Gil is the founder and CEO of Straterix, a Teaneck, New Jersey-based company that sells high-tech systems for generating a wide array of possible economic scenarios, including scenarios that go beyond executives' worst nightmares, for use in stress testing.

In life insurance, she said, a typical graph of risk frequency might look like a bell-shaped curve, with many ordinary outcomes in the middle, a few very good or very bad outcomes on the sides, and all of the outcomes shown on the bell-shaped curve occurring more or less separately from one another.

On the asset investment side, she said, "There is no independence."

What It Means

On the worst days, when troubles come at the insurers behind your clients' life insurance policies, disability insurance policies and annuity contracts, they might come in groups.

Alla Gil

Gil studied math at Voronezh State University, and worked as a risk management specialist at the managing director level and partner level at Citigroup, Nomura International and Goldman Sachs from 1997 through 2009.

While at those companies, she helped big investment banks apply the same kinds of modern mathematical techniques that physicists and theoretical computer scientists use to their credit derivatives.

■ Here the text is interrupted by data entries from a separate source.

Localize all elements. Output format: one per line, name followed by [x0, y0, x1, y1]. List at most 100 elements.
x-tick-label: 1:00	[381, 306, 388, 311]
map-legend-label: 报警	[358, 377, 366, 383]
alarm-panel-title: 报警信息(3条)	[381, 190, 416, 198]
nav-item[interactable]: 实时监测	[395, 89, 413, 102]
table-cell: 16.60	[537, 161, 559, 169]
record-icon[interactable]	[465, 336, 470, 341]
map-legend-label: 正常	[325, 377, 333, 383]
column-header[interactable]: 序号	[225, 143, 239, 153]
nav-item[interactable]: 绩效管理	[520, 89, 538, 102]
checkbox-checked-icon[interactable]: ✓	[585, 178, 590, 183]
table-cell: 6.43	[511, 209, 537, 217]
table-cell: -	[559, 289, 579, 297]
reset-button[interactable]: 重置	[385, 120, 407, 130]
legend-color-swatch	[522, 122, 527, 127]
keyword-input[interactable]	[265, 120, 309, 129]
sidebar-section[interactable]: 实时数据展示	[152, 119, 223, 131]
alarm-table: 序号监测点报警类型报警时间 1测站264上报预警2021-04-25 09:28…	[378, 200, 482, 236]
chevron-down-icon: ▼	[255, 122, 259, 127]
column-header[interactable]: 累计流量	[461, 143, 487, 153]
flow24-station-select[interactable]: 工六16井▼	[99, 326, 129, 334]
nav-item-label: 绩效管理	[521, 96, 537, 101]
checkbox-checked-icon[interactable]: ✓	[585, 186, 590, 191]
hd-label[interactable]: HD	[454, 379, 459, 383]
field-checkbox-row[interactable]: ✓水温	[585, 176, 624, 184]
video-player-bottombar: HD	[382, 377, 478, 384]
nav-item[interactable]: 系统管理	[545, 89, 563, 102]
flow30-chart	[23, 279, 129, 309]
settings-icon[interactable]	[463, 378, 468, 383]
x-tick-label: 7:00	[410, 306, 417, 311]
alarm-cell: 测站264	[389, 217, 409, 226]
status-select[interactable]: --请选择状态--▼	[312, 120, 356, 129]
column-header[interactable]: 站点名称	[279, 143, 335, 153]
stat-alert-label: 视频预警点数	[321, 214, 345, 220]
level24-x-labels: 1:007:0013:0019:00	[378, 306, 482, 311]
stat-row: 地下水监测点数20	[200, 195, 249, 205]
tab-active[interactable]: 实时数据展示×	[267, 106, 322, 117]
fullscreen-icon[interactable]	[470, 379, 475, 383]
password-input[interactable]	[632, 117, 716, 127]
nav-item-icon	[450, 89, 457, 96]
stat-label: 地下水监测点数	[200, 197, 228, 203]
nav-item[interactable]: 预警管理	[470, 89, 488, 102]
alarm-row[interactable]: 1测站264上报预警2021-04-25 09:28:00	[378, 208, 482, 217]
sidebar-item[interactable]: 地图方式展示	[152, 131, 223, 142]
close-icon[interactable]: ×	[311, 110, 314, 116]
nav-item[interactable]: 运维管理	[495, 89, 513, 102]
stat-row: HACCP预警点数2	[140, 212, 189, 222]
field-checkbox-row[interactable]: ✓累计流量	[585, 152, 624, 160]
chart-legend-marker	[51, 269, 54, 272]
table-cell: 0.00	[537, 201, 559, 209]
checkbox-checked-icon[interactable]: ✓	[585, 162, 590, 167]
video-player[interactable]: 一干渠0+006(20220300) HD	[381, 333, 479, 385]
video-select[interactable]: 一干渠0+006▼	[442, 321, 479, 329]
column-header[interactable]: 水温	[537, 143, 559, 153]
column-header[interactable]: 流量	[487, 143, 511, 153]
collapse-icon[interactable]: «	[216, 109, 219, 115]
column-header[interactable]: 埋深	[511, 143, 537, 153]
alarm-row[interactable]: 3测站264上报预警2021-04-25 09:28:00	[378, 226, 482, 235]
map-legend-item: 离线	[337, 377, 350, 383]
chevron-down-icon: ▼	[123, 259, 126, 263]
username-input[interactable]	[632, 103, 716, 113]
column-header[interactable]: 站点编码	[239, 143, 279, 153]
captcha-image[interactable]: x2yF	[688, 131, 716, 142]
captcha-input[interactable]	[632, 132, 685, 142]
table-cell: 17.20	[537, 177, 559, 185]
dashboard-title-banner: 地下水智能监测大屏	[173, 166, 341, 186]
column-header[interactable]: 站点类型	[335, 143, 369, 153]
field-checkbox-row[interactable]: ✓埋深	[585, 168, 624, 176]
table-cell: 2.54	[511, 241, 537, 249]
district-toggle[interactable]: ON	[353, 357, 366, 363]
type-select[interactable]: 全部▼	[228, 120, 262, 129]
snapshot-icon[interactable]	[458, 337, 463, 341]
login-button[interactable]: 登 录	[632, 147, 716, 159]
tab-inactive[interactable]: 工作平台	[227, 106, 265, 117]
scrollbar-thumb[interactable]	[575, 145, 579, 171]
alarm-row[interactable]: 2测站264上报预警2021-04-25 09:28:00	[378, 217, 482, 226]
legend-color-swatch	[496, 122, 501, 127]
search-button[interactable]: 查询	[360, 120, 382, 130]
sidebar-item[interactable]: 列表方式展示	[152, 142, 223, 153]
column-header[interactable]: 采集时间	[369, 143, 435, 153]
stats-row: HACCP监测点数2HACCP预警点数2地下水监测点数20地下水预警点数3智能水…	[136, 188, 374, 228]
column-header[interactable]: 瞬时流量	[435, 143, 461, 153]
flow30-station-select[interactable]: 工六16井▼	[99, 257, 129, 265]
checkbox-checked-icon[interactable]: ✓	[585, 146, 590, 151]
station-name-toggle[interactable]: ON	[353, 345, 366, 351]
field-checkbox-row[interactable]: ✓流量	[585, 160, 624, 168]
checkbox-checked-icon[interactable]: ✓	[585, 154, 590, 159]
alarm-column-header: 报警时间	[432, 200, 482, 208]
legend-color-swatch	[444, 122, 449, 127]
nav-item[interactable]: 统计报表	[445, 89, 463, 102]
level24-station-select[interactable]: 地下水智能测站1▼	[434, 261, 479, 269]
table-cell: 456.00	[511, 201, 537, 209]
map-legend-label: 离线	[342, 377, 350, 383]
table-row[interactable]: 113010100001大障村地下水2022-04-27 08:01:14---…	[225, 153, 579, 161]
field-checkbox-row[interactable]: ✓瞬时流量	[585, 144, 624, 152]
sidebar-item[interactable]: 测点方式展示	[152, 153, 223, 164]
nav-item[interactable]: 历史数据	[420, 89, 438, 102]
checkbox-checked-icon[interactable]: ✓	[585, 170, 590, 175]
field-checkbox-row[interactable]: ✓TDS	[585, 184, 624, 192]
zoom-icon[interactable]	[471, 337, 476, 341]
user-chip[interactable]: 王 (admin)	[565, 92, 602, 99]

She spent two years at a financial technology firm, then started her own consulting firm to help the investment banks' financial institution clients apply modern mathematical techniques to analyze their investment risk.

She helped launch Straterix in 2015.

The Math of Doom

Gil acknowledged last week in an interview that life insurers have no shortage of mathematical expertise.

"They have institutes full of statisticians and actuaries," Gil said.

But Gil said she believes that typical life insurance company "quants" are used to analyzing risks that have little influence on one another.

In the world of investment management, she said, one terrible event can suddenly make many other terrible, supposedly rare events occur at the same time.

A bad storm could lead to spiking interest rates, a stock market crash and high inflation rates, and an earthquake that occurs while all of those disasters are underway could add to the misery, and lead to aftereffects that keep the period of misery going, Gil said.

The result is that, instead of a friendly bell-shaped curve describing risk distribution in the investment markets, the curve that applies is a "fat tail value at risk curve."

In a high school math book, extreme tail risk is a little sliver of bad outcomes on the right side of the bell. In the real investment world, the right side of the curve may be a thick glob of potential catastrophes, according to the fat tail value at risk approach.

Instead of using traditional techniques for analyzing economic risks mostly separately, life insurers should use techniques such as jump diffusion theory to capture how one big shock can create ripples that roll back and forth through the economy, making risks rise together, fall and move in ways never seen before, Gil said.

The good news, Gil said, is that life insurers that generate the right mix of economic scenarios can see where the tangled threads of bad outcomes lie.

If life insures see the tangles of bad outcomes, they may be able to come up with strategies for preventing those bad outcomes from occurring, she said.